« Mon maître, Shunryu Suzuki, aimait raconter à quel point Dōgen, le maître Zen japonais du XIIIè s., aimait les fleurs de prunier. Il avait l’habitude d’observer leur éclosion au début du printemps. Il les regardait souvent, admirant leur beauté. Une personne ordinaire pourrait regarder la fleur de prunier avec « avidité et aversion » – avidité, attachement à la beauté de la fleur, aversion pour sa disparition imminente. Dōgen pratiquait le non-attachement, disait Suzuki Roshi – une attitude sans idées préconçues.

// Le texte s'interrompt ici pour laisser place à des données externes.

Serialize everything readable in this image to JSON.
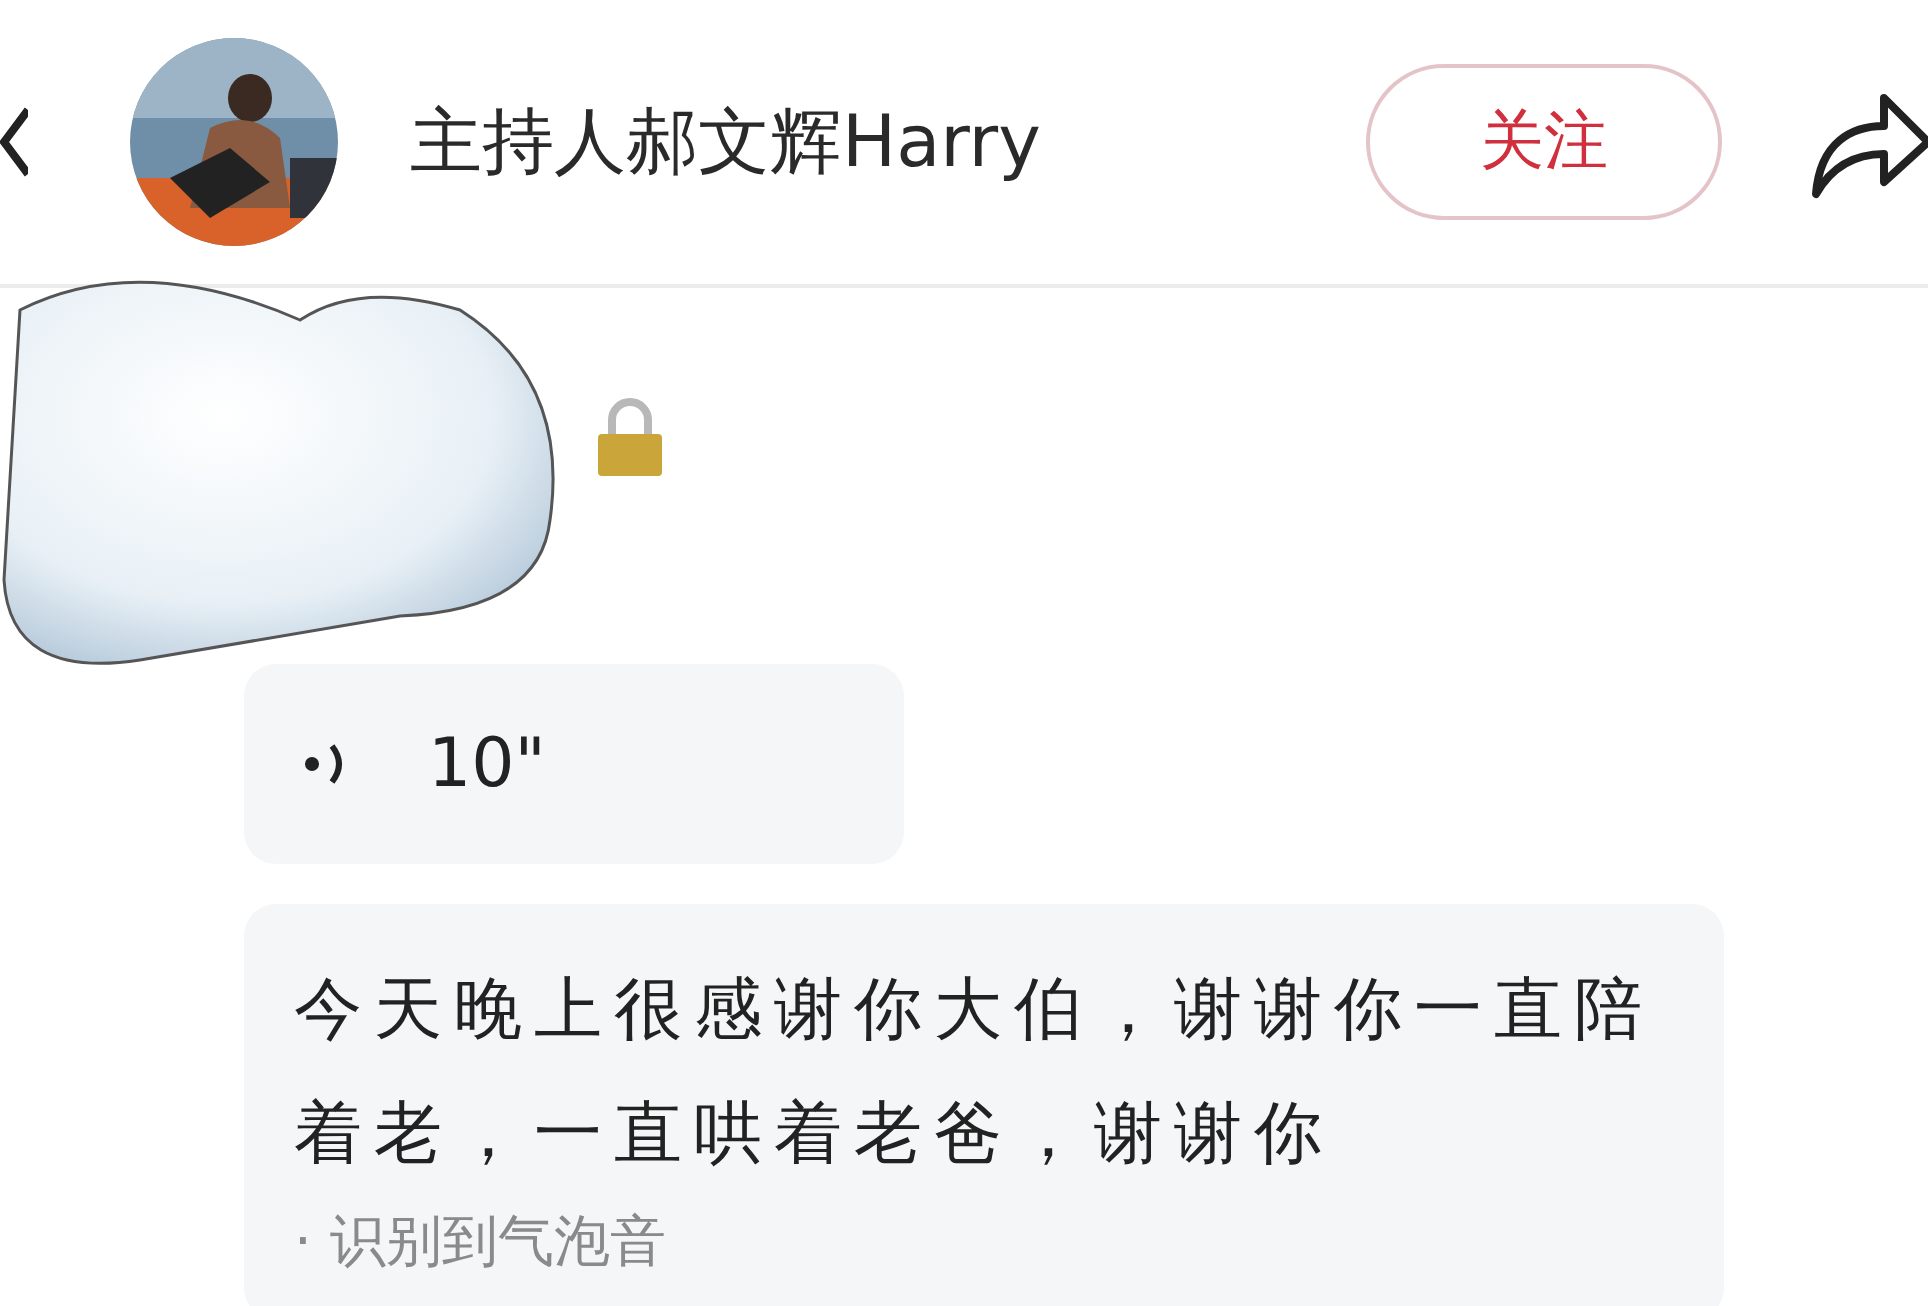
{
  "header": {
    "name": "主持人郝文辉Harry",
    "follow_button": "关注"
  },
  "messages": [
    {
      "kind": "locked"
    },
    {
      "kind": "voice",
      "duration": "10\""
    },
    {
      "kind": "transcript",
      "text": "今天晚上很感谢你大伯，谢谢你一直陪着老，一直哄着老爸，谢谢你",
      "note": "· 识别到气泡音"
    }
  ]
}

« Le détachement[1] », poursuivait Suzuki Roshi, « c’est [considérer] les gens de la même manière [que] la fleur de prunier : si vous voulez apprécier la fleur – ou l’être vivant – vous ne pouvez pas être égoïste. Au contraire, votre esprit devrait être comme libéré du ‘petit moi’.

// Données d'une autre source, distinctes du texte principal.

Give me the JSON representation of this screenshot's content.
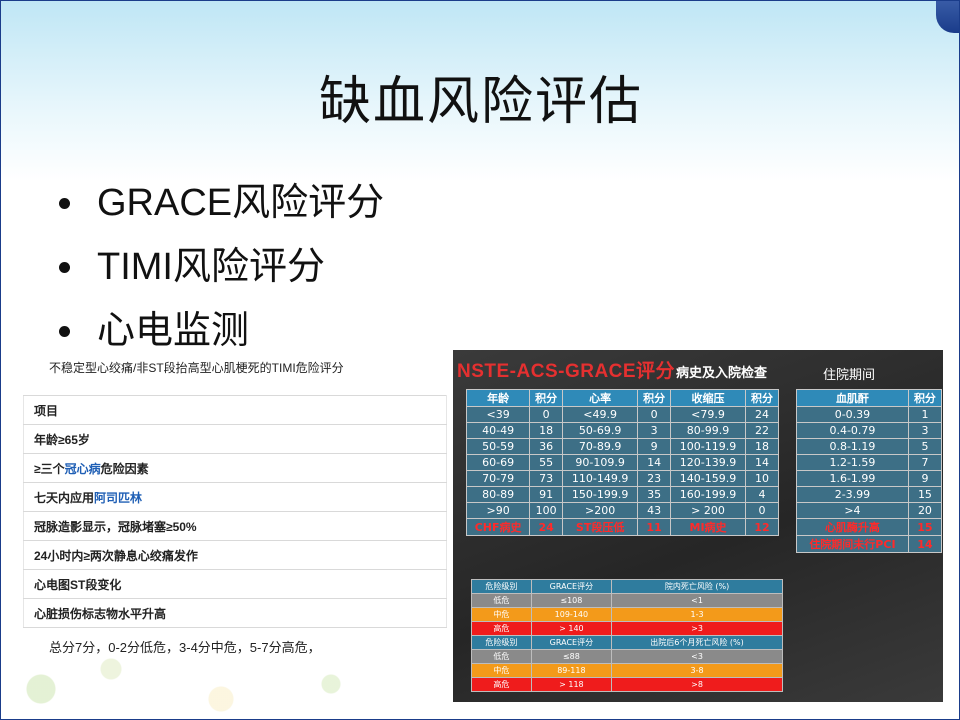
{
  "slide": {
    "title": "缺血风险评估",
    "bullets": [
      "GRACE风险评分",
      "TIMI风险评分",
      "心电监测"
    ]
  },
  "timi": {
    "caption": "不稳定型心绞痛/非ST段抬高型心肌梗死的TIMI危险评分",
    "rows": [
      {
        "text": "项目"
      },
      {
        "text": "年龄≥65岁"
      },
      {
        "pre": "≥三个",
        "link": "冠心病",
        "post": "危险因素"
      },
      {
        "pre": "七天内应用",
        "link": "阿司匹林",
        "post": ""
      },
      {
        "text": "冠脉造影显示，冠脉堵塞≥50%"
      },
      {
        "text": "24小时内≥两次静息心绞痛发作"
      },
      {
        "text": "心电图ST段变化"
      },
      {
        "text": "心脏损伤标志物水平升高"
      }
    ],
    "footer": "总分7分，0-2分低危，3-4分中危，5-7分高危，"
  },
  "grace": {
    "title": "NSTE-ACS-GRACE评分",
    "subtitle": "病史及入院检查",
    "subtitle2": "住院期间",
    "history_header": [
      "年龄",
      "积分",
      "心率",
      "积分",
      "收缩压",
      "积分"
    ],
    "history_rows": [
      [
        "<39",
        "0",
        "<49.9",
        "0",
        "<79.9",
        "24"
      ],
      [
        "40-49",
        "18",
        "50-69.9",
        "3",
        "80-99.9",
        "22"
      ],
      [
        "50-59",
        "36",
        "70-89.9",
        "9",
        "100-119.9",
        "18"
      ],
      [
        "60-69",
        "55",
        "90-109.9",
        "14",
        "120-139.9",
        "14"
      ],
      [
        "70-79",
        "73",
        "110-149.9",
        "23",
        "140-159.9",
        "10"
      ],
      [
        "80-89",
        "91",
        "150-199.9",
        "35",
        "160-199.9",
        "4"
      ],
      [
        ">90",
        "100",
        ">200",
        "43",
        "> 200",
        "0"
      ]
    ],
    "history_red_row": [
      "CHF病史",
      "24",
      "ST段压低",
      "11",
      "MI病史",
      "12"
    ],
    "hosp_header": [
      "血肌酐",
      "积分"
    ],
    "hosp_rows": [
      [
        "0-0.39",
        "1"
      ],
      [
        "0.4-0.79",
        "3"
      ],
      [
        "0.8-1.19",
        "5"
      ],
      [
        "1.2-1.59",
        "7"
      ],
      [
        "1.6-1.99",
        "9"
      ],
      [
        "2-3.99",
        "15"
      ],
      [
        ">4",
        "20"
      ]
    ],
    "hosp_red_rows": [
      [
        "心肌酶升高",
        "15"
      ],
      [
        "住院期间未行PCI",
        "14"
      ]
    ],
    "risk1": {
      "header": [
        "危险级别",
        "GRACE评分",
        "院内死亡风险 (%)"
      ],
      "rows": [
        {
          "level": "low",
          "cells": [
            "低危",
            "≤108",
            "<1"
          ]
        },
        {
          "level": "mid",
          "cells": [
            "中危",
            "109-140",
            "1-3"
          ]
        },
        {
          "level": "high",
          "cells": [
            "高危",
            "> 140",
            ">3"
          ]
        }
      ]
    },
    "risk2": {
      "header": [
        "危险级别",
        "GRACE评分",
        "出院后6个月死亡风险 (%)"
      ],
      "rows": [
        {
          "level": "low",
          "cells": [
            "低危",
            "≤88",
            "<3"
          ]
        },
        {
          "level": "mid",
          "cells": [
            "中危",
            "89-118",
            "3-8"
          ]
        },
        {
          "level": "high",
          "cells": [
            "高危",
            "> 118",
            ">8"
          ]
        }
      ]
    }
  }
}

On me demande souvent : « Qu’est-ce que c’est que cette histoire de détachement dans le bouddhisme ? Cela me semble incroyablement froid et dur ! » En fait, explique Suzuki Roshi, le détachement dans le bouddhisme signifie exactement le contraire de froid et dur. La fleur de prunier au printemps s’ouvre lentement, régulièrement, mais, au même moment, elle est déjà en train de mourir. Pour apprécier pleinement la fleur de prunier – pour l’aimer – nous devons abandonner notre envie de beauté ou de persistance de la fleur – ces deux envies n’étant que l’expression de nos propres désirs, de nos propres vues. Il nous faut apprécier la fleur telle qu’elle est véritablement. Dans ce cas, le détachement c’est l’amour vrai – l’amour, comme le dit Vimalakirti, qui a éliminé l’attachement et l’aversion. Nous voyons la fleur de prunier, et des larmes coulent de nos yeux : elle est merveilleuse, et elle est en train de mourir. Nous sommes parfaitement en harmonie avec cela. »

Lewis Richmond, The Great Love, in The Best Buddhist Writing 2005, p. 193

[1] Pour des raisons évidentes, on préfère utiliser en français le terme non-attachement.